Keep Kangaroos at Bay the Dingo Way
Cheers to New Scientist's Environment blog for keeping us up to date on current research in dingo urine. (If you're pressed for time, watch the YouTube clip: 28 seconds.)
Turns out Australia has upwards of 50 million kangaroos hippity-hoppitying around the arid continent. Cute as they are, kangaroos are major pests on farms and rangelands. To get the general idea, imagine your garden variety rabbit or woodchuck, scale it up to about 200 pounds, and ask it what it wants for dinner.

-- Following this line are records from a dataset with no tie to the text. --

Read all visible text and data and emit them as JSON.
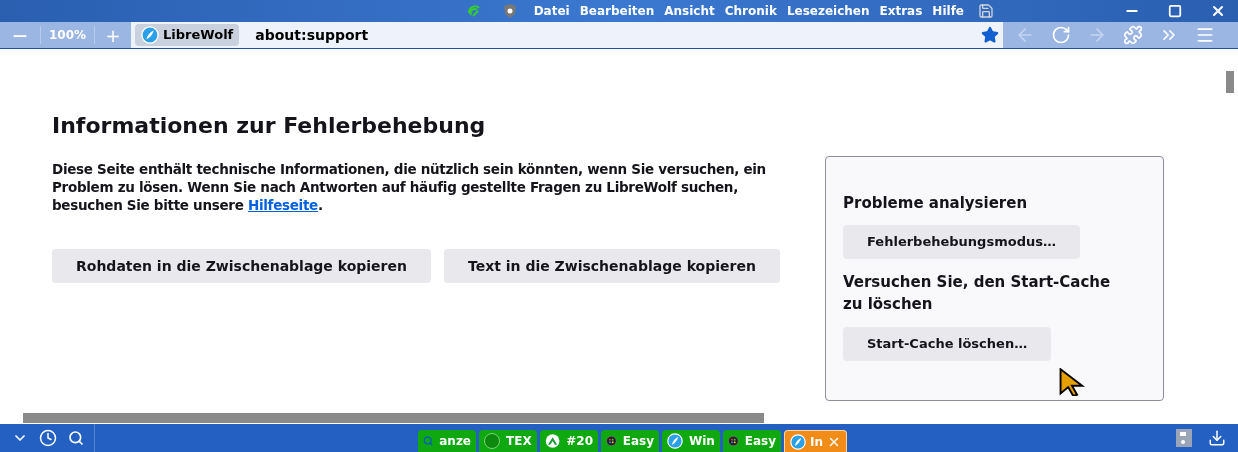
{
  "menu_bar": {
    "items": [
      "Datei",
      "Bearbeiten",
      "Ansicht",
      "Chronik",
      "Lesezeichen",
      "Extras",
      "Hilfe"
    ]
  },
  "toolbar": {
    "zoom_out": "—",
    "zoom_level": "100%",
    "zoom_in": "+",
    "identity": "LibreWolf",
    "url": "about:support",
    "bookmarked": true
  },
  "page": {
    "title": "Informationen zur Fehlerbehebung",
    "intro": "Diese Seite enthält technische Informationen, die nützlich sein könnten, wenn Sie versuchen, ein Problem zu lösen. Wenn Sie nach Antworten auf häufig gestellte Fragen zu LibreWolf suchen, besuchen Sie bitte unsere ",
    "intro_link": "Hilfeseite",
    "intro_end": ".",
    "buttons": [
      "Rohdaten in die Zwischenablage kopieren",
      "Text in die Zwischenablage kopieren"
    ],
    "side_box": {
      "heading_1": "Probleme analysieren",
      "button_1": "Fehlerbehebungsmodus…",
      "heading_2": "Versuchen Sie, den Start-Cache zu löschen",
      "button_2": "Start-Cache löschen…"
    }
  },
  "taskbar": {
    "items": [
      {
        "kind": "search",
        "label": "anze",
        "selected": false
      },
      {
        "kind": "dot",
        "label": "TEX",
        "selected": false
      },
      {
        "kind": "arrow",
        "label": "#20",
        "selected": false
      },
      {
        "kind": "grid",
        "label": "Easy",
        "selected": false
      },
      {
        "kind": "wolf",
        "label": "Win",
        "selected": false
      },
      {
        "kind": "grid",
        "label": "Easy",
        "selected": false
      },
      {
        "kind": "wolf",
        "label": "In",
        "selected": true
      }
    ]
  }
}
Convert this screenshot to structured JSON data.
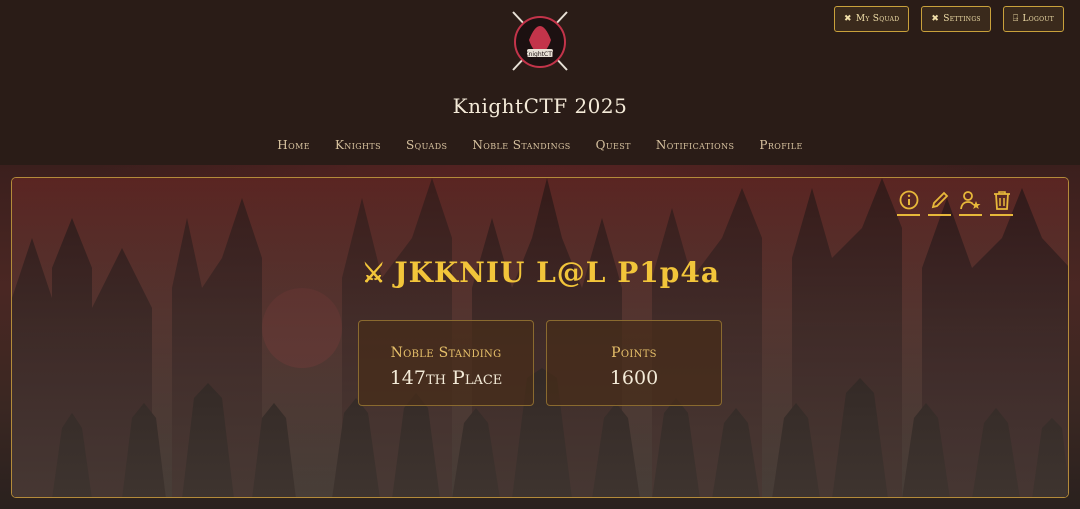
{
  "header": {
    "site_title": "KnightCTF 2025",
    "logo_text": "KnightCTF",
    "actions": [
      {
        "label": "My Squad",
        "icon": "crossed-swords-icon"
      },
      {
        "label": "Settings",
        "icon": "crossed-swords-icon"
      },
      {
        "label": "Logout",
        "icon": "logout-icon"
      }
    ]
  },
  "nav": {
    "items": [
      "Home",
      "Knights",
      "Squads",
      "Noble Standings",
      "Quest",
      "Notifications",
      "Profile"
    ]
  },
  "team": {
    "name": "JKKNIU L@L P1p4a",
    "icon": "crossed-swords-icon"
  },
  "card_actions": [
    "info-icon",
    "edit-icon",
    "user-star-icon",
    "trash-icon"
  ],
  "stats": [
    {
      "label": "Noble Standing",
      "value": "147th Place"
    },
    {
      "label": "Points",
      "value": "1600"
    }
  ],
  "colors": {
    "background": "#2a1c17",
    "accent_gold": "#f2c53a",
    "border_gold": "#b48b3a"
  }
}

Current kangaroo reduction measures include shooting, poisoning, supplying birth control, and distributing recipes online. (Herb and caraway crusted kangaroo escalopes on soft olive polenta, anyone?)
But all it takes is a whiff of fresh dingo urine to send a kangaroo fleeing. The YouTube still above shows a kangaroo just moments after taking a full dose straight up both nostrils.
Perceptive Gist readers may be less than astounded to find that kangaroos find the smell of urine objectionable. But apparently they only flee from dingo pee - human urine causes them no consternation at all, and coyote whiz produces only momentary pause.
The last remaining details to be worked out involve the, er, supply side. It turns out that high-quality dingo urine can be hard to lay your hands on. It has to be fresh to be effective, and apparently you can't artificially bump up a dingo's productivity without compromising the effectiveness of the result. Nature must be allowed to run its course, it appears.
As a result, dingo urine fetches around 350 Australian dollars per liter (about as much as a bottle of Cristal) and gets shipped around the country on liquid nitrogen to keep it fresh, New Scientist reports.
There were no details about how the wonder solution is collected.